After extending to this rather foolish kitten water, food, and solitude over half the next day, we decided to double our efforts of scatting this cat. We turned on the van’s radio, misted the engine area with water from a spray bottle, rolled the van backward (without the engine), doused the cat with the garden hose, called Animal Control, and (with the officer’s help) finally started the engine. Surely that would scare it off. No.

This traumatized, wet, disoriented, sticky from dog slobber, stray kitten was decidedly not going to come out without a physical removal. With much effort the officer finally snagged the little … (ahem!) feline … but it wriggled free. And where did it run? IT RAN BACK TO OUR BACKYARD WHERE THE DOGS WERE WAITING. We darted to get the dogs in. The officer darted to pluck the kitten from the jaws of “round two.” How many lives this kitten has left is only a guess.

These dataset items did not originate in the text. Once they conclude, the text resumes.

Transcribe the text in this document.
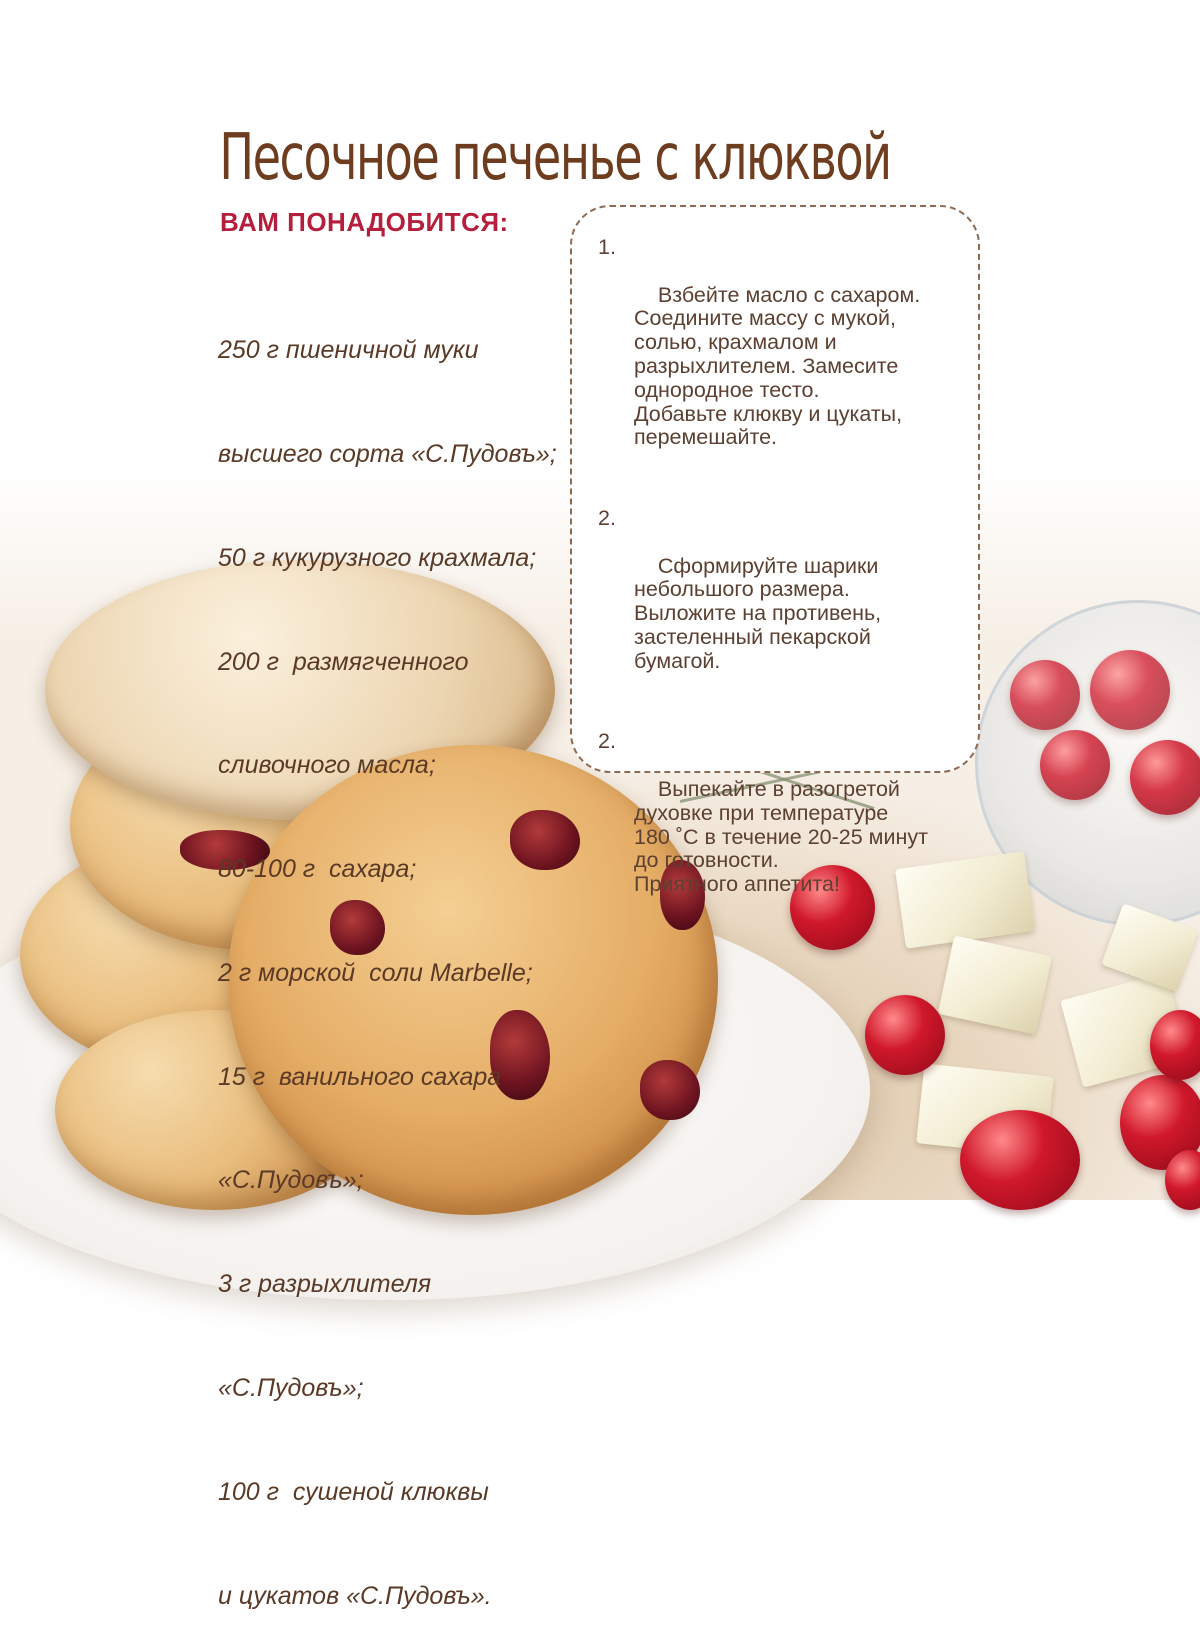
Песочное печенье с клюквой
ВАМ ПОНАДОБИТСЯ:

250 г пшеничной муки

высшего сорта «С.Пудовъ»;

50 г кукурузного крахмала;

200 г  размягченного

сливочного масла;

80-100 г  сахара;

2 г морской  соли Marbelle;

15 г  ванильного сахара

«С.Пудовъ»;

3 г разрыхлителя

«С.Пудовъ»;

100 г  сушеной клюквы

и цукатов «С.Пудовъ».

1.

Взбейте масло с сахаром.
Соедините массу с мукой,
солью, крахмалом и
разрыхлителем. Замесите
однородное тесто.
Добавьте клюкву и цукаты,
перемешайте.

2.

Сформируйте шарики
небольшого размера.
Выложите на противень,
застеленный пекарской
бумагой.

2.

Выпекайте в разогретой
духовке при температуре
180 ˚С в течение 20-25 минут
до готовности.
Приятного аппетита!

But the analogy of the story is its punch. Here we were attempting with great effort to show mercy and grace to this kitten; being even more cognizant of the danger than it was. Yet for all of our trying, the kitten was convinced that we were the enemy—sadistically heating up the environment, causing all kinds of racket, slinging water around on a cold and windy afternoon. And after a forceful deliverance, at first opportunity, the kitten attempted to dart straight back into the “lion’s den” where this whole escapade started. We are that kitten! In the jaws of our own sin and death—there was literally no escape. Mercy and grace stepped in, in the person of Jesus Christ, to rescue us. Yet in our frenzy, largely oblivious to the depths that rescue effort cost Him and meant to us, we run straight back to the danger from which we were plucked because we misinterpret His forceful rescue as malicious toying. Nevertheless, He will not let us wriggle away—even when that is all we want to do at times.

“I give eternal life to them, and they will never perish; and no one will snatch them out of My hand. My Father, who has given them to Me, is greater than all; and no one is able to snatch them out of the Father's hand. I and the Father are one” (John 10:28-30).